We told the nuncio that, rightly or wrongly, people do not link the Catholic church with having a well worked out and viable approach to God’s creation. We pointed to the then recently published Compendium of the Catholic Social Doctrine of the Church which was published in 2004. While in the rest of document the teaching on human work, social justice and development of peoples is competent, chapter 10 which deals with the environment, is very weak. Only a single paragraph referred to climate change.

There was a significant growth in the number of Catholics who attended COP 13 in Bali. But once again, there was no dedicated delegation from the Holy See. The local nuncio represented the Vatican. The secretary to the nuncio, was Msg.r Andrew Vinanu Thanya-anan. He was present at my doctoral graduation in the College of Physicians in Dublin in Nov. 2006, soon after I returned from Nairobi. He was also known to have supplied cans of Guinness to some Columbans in Dalgan! In mid 2007, he had been transferred to Indonesia. I was delighted to see him, as he was very helpful in arranging to have a letter, signed by a number of us, delivered to the nuncio. The letter returned to our theme on the need for the Catholic church to take climate change more seriously.

COP 14 took place in Poznan in Poland in Dec. 2008. As a Catholic country one would have expected a greater pastoral presence at that COP. However, this did not happen. At a Mass the previous Sunday, the local archbishop did mention the meeting, but didn’t have much to say about it, according to my informant, a Polish Franciscan. Catholic organizations such as CIDSE, an umbrella group for 16 Catholic development agencies in Europe and North America, launched a document, Development and Climate Justice. The document can be downloaded from the CIDSE site The document links social justice concerns and ecological issues, especially how climate change affects the poor. Unfortunately, the perspective is completely human-centered, both in how climate change is affecting people now and in the future. There is no concern for the integrity or well-being of ecosystems, on which humans depend for everything. But, to be fair, the document reflects where Rome is currently at in terms of ecological theology.

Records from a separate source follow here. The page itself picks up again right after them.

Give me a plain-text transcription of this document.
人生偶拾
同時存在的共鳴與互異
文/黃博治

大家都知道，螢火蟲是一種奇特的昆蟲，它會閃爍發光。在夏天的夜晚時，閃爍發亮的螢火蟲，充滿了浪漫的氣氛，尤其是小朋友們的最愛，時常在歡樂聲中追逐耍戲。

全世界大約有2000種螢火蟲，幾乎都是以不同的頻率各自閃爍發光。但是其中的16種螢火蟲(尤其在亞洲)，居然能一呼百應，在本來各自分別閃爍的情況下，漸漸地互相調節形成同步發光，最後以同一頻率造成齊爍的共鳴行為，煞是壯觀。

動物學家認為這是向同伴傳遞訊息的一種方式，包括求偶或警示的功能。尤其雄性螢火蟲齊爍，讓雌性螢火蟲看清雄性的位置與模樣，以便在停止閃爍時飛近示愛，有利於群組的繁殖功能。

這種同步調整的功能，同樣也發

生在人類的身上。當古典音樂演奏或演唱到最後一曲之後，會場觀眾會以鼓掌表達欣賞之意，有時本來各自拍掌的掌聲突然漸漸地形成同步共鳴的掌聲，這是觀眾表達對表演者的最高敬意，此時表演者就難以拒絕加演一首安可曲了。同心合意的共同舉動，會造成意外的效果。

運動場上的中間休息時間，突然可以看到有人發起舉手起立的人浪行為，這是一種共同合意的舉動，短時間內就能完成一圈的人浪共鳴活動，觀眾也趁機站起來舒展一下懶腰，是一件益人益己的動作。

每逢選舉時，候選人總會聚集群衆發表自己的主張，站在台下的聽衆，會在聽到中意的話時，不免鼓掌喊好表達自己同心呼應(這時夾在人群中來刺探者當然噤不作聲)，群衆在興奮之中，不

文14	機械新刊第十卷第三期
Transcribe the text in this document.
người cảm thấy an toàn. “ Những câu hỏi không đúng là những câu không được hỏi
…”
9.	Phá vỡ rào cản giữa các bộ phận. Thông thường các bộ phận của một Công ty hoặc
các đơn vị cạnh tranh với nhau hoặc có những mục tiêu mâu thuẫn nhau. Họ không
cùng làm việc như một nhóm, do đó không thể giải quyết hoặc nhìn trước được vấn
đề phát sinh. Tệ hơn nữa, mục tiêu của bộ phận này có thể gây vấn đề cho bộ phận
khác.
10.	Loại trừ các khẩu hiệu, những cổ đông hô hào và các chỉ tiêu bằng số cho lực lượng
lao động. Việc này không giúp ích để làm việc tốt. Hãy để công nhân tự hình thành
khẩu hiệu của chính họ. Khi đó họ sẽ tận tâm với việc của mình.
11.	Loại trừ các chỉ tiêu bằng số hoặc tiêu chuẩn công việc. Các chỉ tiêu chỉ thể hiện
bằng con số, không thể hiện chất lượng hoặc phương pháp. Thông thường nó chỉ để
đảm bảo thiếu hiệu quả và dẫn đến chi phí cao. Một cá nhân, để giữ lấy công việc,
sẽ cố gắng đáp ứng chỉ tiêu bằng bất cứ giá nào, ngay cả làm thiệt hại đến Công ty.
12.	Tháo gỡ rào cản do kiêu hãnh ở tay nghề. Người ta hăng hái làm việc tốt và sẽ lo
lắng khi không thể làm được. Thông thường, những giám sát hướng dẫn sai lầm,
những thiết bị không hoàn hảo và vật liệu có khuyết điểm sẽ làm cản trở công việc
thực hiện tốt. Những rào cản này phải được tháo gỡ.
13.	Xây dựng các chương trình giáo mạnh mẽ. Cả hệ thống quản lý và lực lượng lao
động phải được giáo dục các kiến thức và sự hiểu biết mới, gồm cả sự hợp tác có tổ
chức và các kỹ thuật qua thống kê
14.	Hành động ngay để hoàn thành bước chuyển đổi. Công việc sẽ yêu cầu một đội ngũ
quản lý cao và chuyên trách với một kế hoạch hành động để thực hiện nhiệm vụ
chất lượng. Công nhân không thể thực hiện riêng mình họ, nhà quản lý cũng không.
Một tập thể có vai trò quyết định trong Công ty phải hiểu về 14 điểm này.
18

On Dec. 6t 2009, after praying the Angelus, Pope Benedict XVI wished success to the world leaders who would gather in Denmark to seek an agreement on how to tackle climate change in a fair and just way. In his brief remarks the pope recalled that the way to protect the earth was to include respect for God’s laws and the moral dimension of human life. He went on to say that: “I hope that the work will help identify actions respectful and favorable to solidarity development founded on the dignity of the human person and oriented towards the common good.” ( December 6, 2009). He spoke about protecting the interests of the poor and future generations.

On this occasion the delegation of the Holy See is headed by Archbishop Celistino Migliore, the permanent observer for the Holy See at the United Nations in New York. He has written and spoken regularly about climate change within the United Nations. The delegation includes a climate expert Marcus Wandinger and Paolo Conversi, an official from the Vatican Secretariat of State, who also teaches human ecology at the Pontifical Gregorian University in Rome.

The Vatican delegation will be supporting a robust treaty which embodies sufficient curbs on greenhouse gas emissions to keep the average global temperature below 2 degrees Celsius. The target for Annex I countries ought to be a 40 percent reduction in greenhouse gases before 2020. It is also championing a scaling up of the Adaptation Fund. It calculates that, at least, $195 billion per annum needs to be made available to economically poor countries to adequately adapt to the climate change consequences which are already in the pipeline.

I met with Archbishop Migliore briefly at the X-Ray security check on the way into the COP on Wednesday. He had just arrived from New York and, unfortunately, found himself in the NGOs line rather than in the line for the Parties. I wished him every success in his negotiations, realizing that there is a mountain to climb in order to reach a fair, ambitious, transparent and binding treaty."